91 transport-sector projects including SESAR ATM research (18 SESAR-RIA projects), Future Sky Safety, and major Clean Sky airframe initiatives like GAM AIR 2018 and LPA GAM 2018.
DEUTSCHES ZENTRUM FUR LUFT - UND RAUMFAHRT EV
Germany's national aerospace and transport research centre, operating across aviation, space, energy, and EU programme coordination with 3,000+ research partners.
Their core work
DLR is Germany's national aerospace, energy, and transport research centre — one of Europe's largest and most diversified research institutions. They develop and test technologies across aeronautics, space systems, energy conversion, and ground transportation, operating major wind tunnels, simulation facilities, and satellite ground stations. Beyond their core engineering research, DLR also runs a significant EU-wide coordination role, managing networks of National Contact Points and policy alignment initiatives across multiple Horizon 2020 programme pillars. Their dual identity as both a heavyweight technical lab and a programme coordination hub makes them uniquely embedded in the European research landscape.
What they specialise in
22 space-sector projects covering electric propulsion (EPIC), space robotics roadmapping (PERASPERA), re-entry vehicles (IRENA), and satellite-based ERTMS validation (ERSAT EAV).
42 energy-sector projects with keywords spanning concentrated solar power, fuel cells, combustion, and energy storage technologies.
94 CSA-type projects coordinating National Contact Points across multiple domains — NET4SOCIETY4, COSMOS2020, NCP ACADEMY, HNN 2.0, RICH, and NCP_WIDE.NET among others.
27 digital-sector projects with recent keywords showing strong pivot toward digital twins, machine learning, simulation, and Industry 4.0 applications.

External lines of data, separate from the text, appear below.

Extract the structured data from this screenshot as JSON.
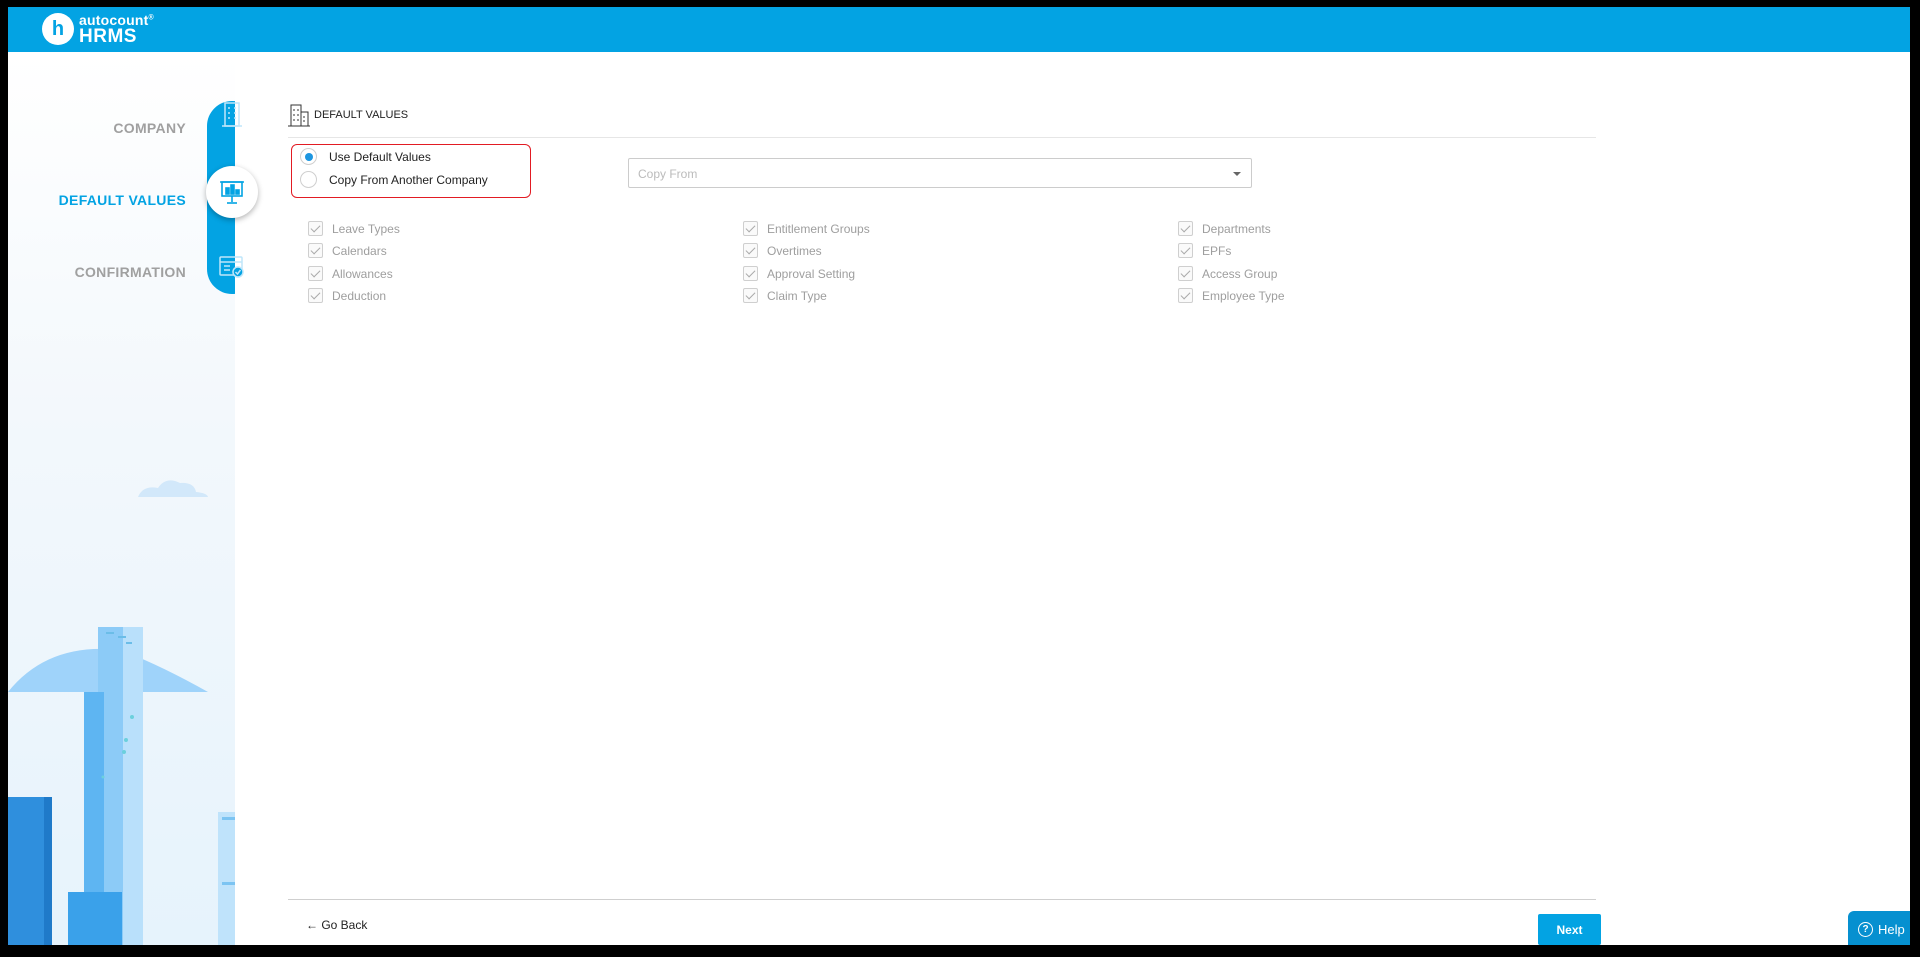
{
  "app": {
    "logo_top": "autocount",
    "logo_reg": "®",
    "logo_bottom": "HRMS",
    "logo_badge": "h"
  },
  "sidebar": {
    "steps": [
      {
        "label": "COMPANY",
        "icon": "building-icon",
        "state": "done"
      },
      {
        "label": "DEFAULT VALUES",
        "icon": "presentation-board-icon",
        "state": "active"
      },
      {
        "label": "CONFIRMATION",
        "icon": "checklist-card-icon",
        "state": "pending"
      }
    ]
  },
  "section": {
    "title": "DEFAULT VALUES",
    "icon": "building-icon"
  },
  "source": {
    "options": [
      {
        "label": "Use Default Values",
        "checked": true
      },
      {
        "label": "Copy From Another Company",
        "checked": false
      }
    ],
    "copy_from_placeholder": "Copy From"
  },
  "items": {
    "col1": [
      "Leave Types",
      "Calendars",
      "Allowances",
      "Deduction"
    ],
    "col2": [
      "Entitlement Groups",
      "Overtimes",
      "Approval Setting",
      "Claim Type"
    ],
    "col3": [
      "Departments",
      "EPFs",
      "Access Group",
      "Employee Type"
    ]
  },
  "footer": {
    "go_back": "← Go Back",
    "next": "Next",
    "help": "Help"
  },
  "colors": {
    "brand": "#03a3e3",
    "highlight": "#e21b23",
    "radio": "#1d96e0"
  }
}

57 environment-sector projects including atmospheric composition monitoring (MACC-III), gravity-based emergency management (EGSIEM), and urban heat flux observation (URBANFLUXES).
How they've shifted over time
In the early H2020 period (2014–2017), DLR invested heavily in EU programme infrastructure — building and running National Contact Point networks, policy dialogue platforms, and cross-programme alignment initiatives across health, humanities, space, and widening participation. From 2018 onward, their focus shifted decisively toward applied technology: machine learning, digital twins, drone airspace management (U-space), condition-based maintenance, and certification frameworks. This reflects a transition from "helping Europe organize its research" to "building the next generation of aerospace and transport technologies."

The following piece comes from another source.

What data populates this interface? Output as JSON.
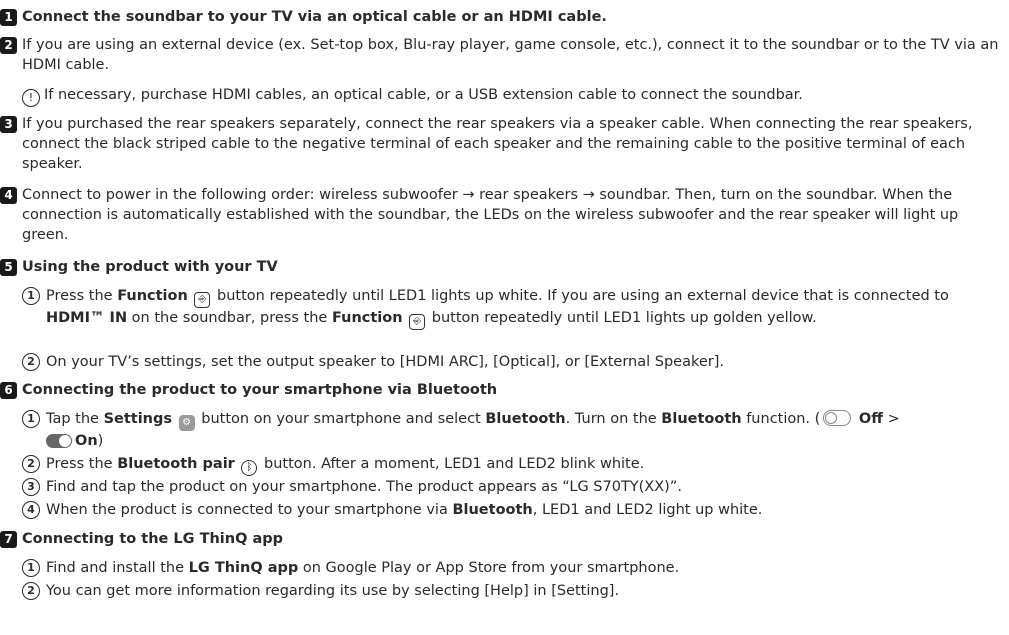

DLR is rapidly digitalizing its traditional aerospace and transport domains — expect future work centred on AI-driven simulation, autonomous aviation systems, and predictive maintenance.
How they like to work
DLR operates primarily as a large-consortium participant (368 of 467 projects), but takes the coordinator seat frequently enough (89 projects, ~19%) to be considered a credible consortium leader when needed. With 3,061 unique partners across 100 countries, they function as a mega-hub in the European research network — few organizations can match their breadth of connections. Working with DLR means access to an enormous partner network and deep institutional knowledge of EU programme mechanics, but expect to operate within large, structured consortia rather than agile small teams.
DLR has collaborated with over 3,000 unique partners across 100 countries, making them one of the most connected research organizations in Horizon 2020. Their network spans all EU member states and extends globally, with particular density in Western European aerospace and transport clusters.
What sets them apart
DLR occupies a rare dual role: they are simultaneously one of Europe's top technical research centres in aerospace and energy AND one of the most active coordinators of EU programme support infrastructure (NCP networks, policy alignment). This means they understand both the science and the funding machinery at a level few organizations can match. For consortium builders, DLR brings not just world-class labs and simulation facilities, but also deep relationships with funding programme managers and a tested ability to run complex multi-partner projects.
Highlights from their portfolio
- LPA GAM 2018Largest single EC contribution at EUR 19.4M — a flagship Clean Sky 2 large passenger aircraft programme demonstrating DLR's role in Europe's biggest aviation R&D initiative.
- NET4SOCIETY4DLR coordinated this EUR 1.5M pan-European NCP network for social sciences and humanities, illustrating their unusual range beyond hard engineering into programme coordination.
- TE2 GAM 2018As coordinator of the Technology Evaluator for Clean Sky, DLR assessed the fleet-level emission reduction impact of new aircraft technologies — a unique cross-programme evaluation role.